Support Questions
Find answers, ask questions, and share your expertise

How to fetch hashtag and text from tweets which is stored in kafka topic using spark api in scala

Highlighted

How to fetch hashtag and text from tweets which is stored in kafka topic using spark api in scala

Expert Contributor

am working on Hortonworks.I have stored tweets from Twitter to Kafka topic using flume.I am performing sentiment analysis on tweets using Kafka as a Producer and Spark as a Consumer using Scala on Spark-shell. But I want to fetch only specific content from tweets like Text, HashTag, Sentiment Analysis result (tweets is positive or negative), words from the tweets which I have selected as a positive or negative word. My training data is Data.txt.

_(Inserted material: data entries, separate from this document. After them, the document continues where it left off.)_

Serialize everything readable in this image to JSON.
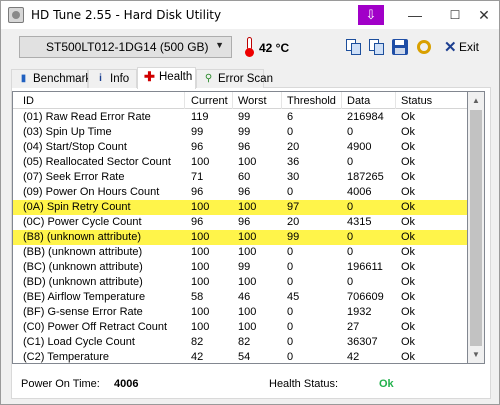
{
  "window": {
    "title": "HD Tune 2.55 - Hard Disk Utility",
    "titlebar_buttons": {
      "download": "⇩",
      "minimize": "—",
      "maximize": "☐",
      "close": "✕"
    }
  },
  "toolbar": {
    "drive": "ST500LT012-1DG14 (500 GB)",
    "temperature": "42 °C",
    "exit_label": "Exit",
    "exit_icon": "✕"
  },
  "tabs": [
    {
      "label": "Benchmark",
      "icon": "chart-icon"
    },
    {
      "label": "Info",
      "icon": "info-icon"
    },
    {
      "label": "Health",
      "icon": "health-cross-icon"
    },
    {
      "label": "Error Scan",
      "icon": "magnifier-icon"
    }
  ],
  "table": {
    "columns": [
      "ID",
      "Current",
      "Worst",
      "Threshold",
      "Data",
      "Status"
    ],
    "rows": [
      [
        "(01) Raw Read Error Rate",
        "119",
        "99",
        "6",
        "216984",
        "Ok"
      ],
      [
        "(03) Spin Up Time",
        "99",
        "99",
        "0",
        "0",
        "Ok"
      ],
      [
        "(04) Start/Stop Count",
        "96",
        "96",
        "20",
        "4900",
        "Ok"
      ],
      [
        "(05) Reallocated Sector Count",
        "100",
        "100",
        "36",
        "0",
        "Ok"
      ],
      [
        "(07) Seek Error Rate",
        "71",
        "60",
        "30",
        "187265",
        "Ok"
      ],
      [
        "(09) Power On Hours Count",
        "96",
        "96",
        "0",
        "4006",
        "Ok"
      ],
      [
        "(0A) Spin Retry Count",
        "100",
        "100",
        "97",
        "0",
        "Ok"
      ],
      [
        "(0C) Power Cycle Count",
        "96",
        "96",
        "20",
        "4315",
        "Ok"
      ],
      [
        "(B8) (unknown attribute)",
        "100",
        "100",
        "99",
        "0",
        "Ok"
      ],
      [
        "(BB) (unknown attribute)",
        "100",
        "100",
        "0",
        "0",
        "Ok"
      ],
      [
        "(BC) (unknown attribute)",
        "100",
        "99",
        "0",
        "196611",
        "Ok"
      ],
      [
        "(BD) (unknown attribute)",
        "100",
        "100",
        "0",
        "0",
        "Ok"
      ],
      [
        "(BE) Airflow Temperature",
        "58",
        "46",
        "45",
        "706609",
        "Ok"
      ],
      [
        "(BF) G-sense Error Rate",
        "100",
        "100",
        "0",
        "1932",
        "Ok"
      ],
      [
        "(C0) Power Off Retract Count",
        "100",
        "100",
        "0",
        "27",
        "Ok"
      ],
      [
        "(C1) Load Cycle Count",
        "82",
        "82",
        "0",
        "36307",
        "Ok"
      ],
      [
        "(C2) Temperature",
        "42",
        "54",
        "0",
        "42",
        "Ok"
      ]
    ],
    "highlighted_rows": [
      6,
      8
    ],
    "highlight_color": "#fff44a"
  },
  "footer": {
    "power_on_label": "Power On Time:",
    "power_on_value": "4006",
    "health_label": "Health Status:",
    "health_value": "Ok",
    "health_color": "#22b14c"
  }
}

<code>Data.txt contains data as below: 

like positive
doom negative
doomed negative
doubt positive

I added dependencies : org.apache.spark:spark-streaming-kafka_2.10:1.6.2,org.apache.spark:spark-streaming_2.10:1.6.2

Here is my code:

<code>

import org.apache.spark._
import org.apache.spark.streaming.StreamingContext
import org.apache.spark.streaming.Seconds 
import org.apache.spark.streaming.kafka._


val conf = new SparkConf().setMaster("local[4]").setAppName("KafkaReceiver")
val ssc = new StreamingContext(conf, Seconds(5))
val zkQuorum="sandbox.hortonworks.com:2181"
val group="test-consumer-group"
val topics="test"
val numThreads=5
val args=Array(zkQuorum, group, topics, numThreads)
val topicMap = topics.split(",").map((_, numThreads.toInt)).toMap
val lines = KafkaUtils.createStream(ssc, zkQuorum, group, topicMap).map(_._2)
val hashTags = lines.flatMap(_.split(" ")).filter(_.startsWith("#"))
val wordSentimentFilePath = "hdfs://sandbox.hortonworks.com:8020/TwitterData/Data.txt"
val wordSentiments = ssc.sparkContext.textFile(wordSentimentFilePath).map { line =>
      val Array(word, happiness) = line.split("\t")
      (word, happiness)
    } cache()
    val happiest60 = hashTags.map(hashTag => (hashTag.tail, 1)).reduceByKeyAndWindow(_ + _, Seconds(60)).transform{topicCount => wordSentiments.join(topicCount)}.map{case (topic, tuple) => (topic, tuple._1 * tuple._2)}.map{case (topic, happinessValue) => (happinessValue, topic)}.transform(_.sortByKey(false))
happiest60.print()
ssc.start()

using above code I got the output like this,

(negative, fear) (positive, fitness)

But I want output like this,

(#sports,Text from the Tweets,fitness,positive)

I have no idea about how to fetch HashTag and Text from tweet to get the output like above.